Skeletonization Quality Evaluation: Geometric Metrics for Point Cloud Analysis in Robotics
Qingmeng Wen, Yu-Kun Lai, Ze Ji, Seyed Amir Tafrishi
TL;DR
The paper tackles the lack of quantitative criteria for skeletonization quality on noisy point clouds in robotics. It introduces four geometric metrics—topological similarity, boundedness, centeredness, and smoothness—and a numeric scoring framework based on persistent homology, sphere-projection, ellipse fitting, and tangent-plane analyses. The authors demonstrate the approach on real-scanned data, showing how input density and noise influence each metric and providing an open-source toolbox for community use. The work enables objective comparisons of skeletonization methods and informs application-specific needs in manipulation, navigation, and perception tasks. Overall, this framework advances the evaluation of skeleton models, offering practical insights for robust robotic planning and sensing pipelines.
Abstract
Skeletonization is a powerful tool for shape analysis, rooted in the inherent instinct to understand an object's morphology. It has found applications across various domains, including robotics. Although skeletonization algorithms have been studied in recent years, their performance is rarely quantified with detailed numerical evaluations.
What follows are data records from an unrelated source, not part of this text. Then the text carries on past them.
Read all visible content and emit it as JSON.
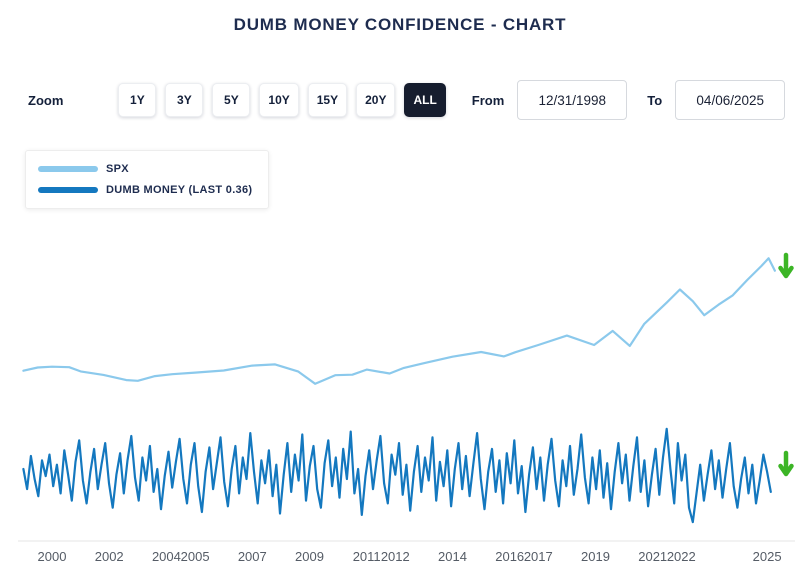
{
  "title": "DUMB MONEY CONFIDENCE - CHART",
  "zoom": {
    "label": "Zoom",
    "options": [
      {
        "label": "1Y",
        "selected": false
      },
      {
        "label": "3Y",
        "selected": false
      },
      {
        "label": "5Y",
        "selected": false
      },
      {
        "label": "10Y",
        "selected": false
      },
      {
        "label": "15Y",
        "selected": false
      },
      {
        "label": "20Y",
        "selected": false
      },
      {
        "label": "ALL",
        "selected": true
      }
    ]
  },
  "range": {
    "from_label": "From",
    "from_value": "12/31/1998",
    "to_label": "To",
    "to_value": "04/06/2025"
  },
  "legend": {
    "items": [
      {
        "label": "SPX",
        "color": "#8bc9ec"
      },
      {
        "label": "DUMB MONEY (LAST 0.36)",
        "color": "#1478bf"
      }
    ]
  },
  "trend_arrows": [
    {
      "series": "SPX",
      "direction": "down",
      "color": "#3cb526"
    },
    {
      "series": "DUMB MONEY",
      "direction": "down",
      "color": "#3cb526"
    }
  ],
  "chart_data": {
    "type": "line",
    "title": "DUMB MONEY CONFIDENCE - CHART",
    "x_range": [
      1998.95,
      2025.45
    ],
    "x_ticks": [
      2000,
      2002,
      2004,
      2005,
      2007,
      2009,
      2011,
      2012,
      2014,
      2016,
      2017,
      2019,
      2021,
      2022,
      2025
    ],
    "grid": false,
    "legend_position": "top-left",
    "series": [
      {
        "name": "SPX",
        "color": "#8bc9ec",
        "width": 2.2,
        "y_range": [
          500,
          6600
        ],
        "band": [
          0.03,
          0.5
        ],
        "x": [
          1999.0,
          1999.5,
          2000.0,
          2000.6,
          2001.0,
          2001.8,
          2002.6,
          2003.0,
          2003.6,
          2004.2,
          2005.0,
          2006.0,
          2007.0,
          2007.8,
          2008.6,
          2009.2,
          2009.9,
          2010.5,
          2011.0,
          2011.8,
          2012.3,
          2013.0,
          2014.0,
          2015.0,
          2015.8,
          2016.2,
          2017.0,
          2018.0,
          2018.95,
          2019.6,
          2020.2,
          2020.7,
          2021.5,
          2021.95,
          2022.4,
          2022.8,
          2023.3,
          2023.8,
          2024.3,
          2024.8,
          2025.05,
          2025.27
        ],
        "values": [
          1280,
          1420,
          1450,
          1430,
          1250,
          1100,
          880,
          850,
          1050,
          1130,
          1200,
          1290,
          1500,
          1550,
          1250,
          720,
          1090,
          1110,
          1330,
          1160,
          1400,
          1600,
          1880,
          2080,
          1890,
          2070,
          2380,
          2780,
          2380,
          2980,
          2340,
          3270,
          4200,
          4750,
          4250,
          3650,
          4100,
          4500,
          5150,
          5750,
          6080,
          5550
        ]
      },
      {
        "name": "DUMB MONEY",
        "last_value": 0.36,
        "color": "#1478bf",
        "width": 2.2,
        "y_range": [
          0.05,
          0.95
        ],
        "band": [
          0.56,
          0.985
        ],
        "x_start": 1999.0,
        "x_step": 0.13,
        "values": [
          0.52,
          0.38,
          0.61,
          0.45,
          0.33,
          0.58,
          0.47,
          0.62,
          0.4,
          0.55,
          0.35,
          0.65,
          0.48,
          0.3,
          0.57,
          0.72,
          0.44,
          0.28,
          0.5,
          0.66,
          0.38,
          0.55,
          0.7,
          0.42,
          0.25,
          0.48,
          0.63,
          0.35,
          0.58,
          0.75,
          0.46,
          0.3,
          0.6,
          0.44,
          0.68,
          0.36,
          0.52,
          0.24,
          0.47,
          0.64,
          0.39,
          0.57,
          0.73,
          0.45,
          0.28,
          0.55,
          0.7,
          0.4,
          0.22,
          0.5,
          0.67,
          0.38,
          0.56,
          0.74,
          0.43,
          0.26,
          0.52,
          0.68,
          0.35,
          0.6,
          0.45,
          0.77,
          0.5,
          0.28,
          0.58,
          0.42,
          0.65,
          0.33,
          0.55,
          0.21,
          0.48,
          0.7,
          0.36,
          0.62,
          0.44,
          0.76,
          0.3,
          0.54,
          0.68,
          0.38,
          0.25,
          0.56,
          0.72,
          0.4,
          0.6,
          0.32,
          0.66,
          0.45,
          0.78,
          0.35,
          0.52,
          0.2,
          0.47,
          0.65,
          0.38,
          0.58,
          0.75,
          0.42,
          0.28,
          0.62,
          0.48,
          0.7,
          0.34,
          0.55,
          0.23,
          0.5,
          0.68,
          0.36,
          0.6,
          0.44,
          0.74,
          0.3,
          0.57,
          0.4,
          0.65,
          0.26,
          0.52,
          0.7,
          0.38,
          0.61,
          0.33,
          0.56,
          0.77,
          0.45,
          0.24,
          0.5,
          0.66,
          0.36,
          0.58,
          0.28,
          0.63,
          0.42,
          0.72,
          0.35,
          0.54,
          0.22,
          0.48,
          0.67,
          0.38,
          0.6,
          0.3,
          0.55,
          0.73,
          0.44,
          0.26,
          0.58,
          0.4,
          0.68,
          0.34,
          0.52,
          0.76,
          0.46,
          0.28,
          0.6,
          0.38,
          0.65,
          0.32,
          0.56,
          0.24,
          0.5,
          0.7,
          0.42,
          0.62,
          0.3,
          0.54,
          0.74,
          0.36,
          0.58,
          0.26,
          0.48,
          0.66,
          0.34,
          0.6,
          0.8,
          0.52,
          0.28,
          0.7,
          0.44,
          0.62,
          0.25,
          0.15,
          0.35,
          0.55,
          0.3,
          0.48,
          0.65,
          0.38,
          0.58,
          0.32,
          0.52,
          0.7,
          0.4,
          0.25,
          0.45,
          0.6,
          0.35,
          0.55,
          0.28,
          0.44,
          0.62,
          0.5,
          0.36
        ]
      }
    ]
  }
}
This work focuses on defining and quantifying geometric properties to systematically score the skeletonization results of point cloud shapes across multiple aspects, including topological similarity, boundedness, centeredness, and smoothness. We introduce these representative metric definitions along with a numerical scoring framework to analyze skeletonization outcomes concerning point cloud data for different scenarios, from object manipulation to mobile robot navigation. Additionally, we provide an open-source tool to enable the research community to evaluate and refine their skeleton models. Finally, we assess the performance and sensitivity of the proposed geometric evaluation methods from various robotic applications.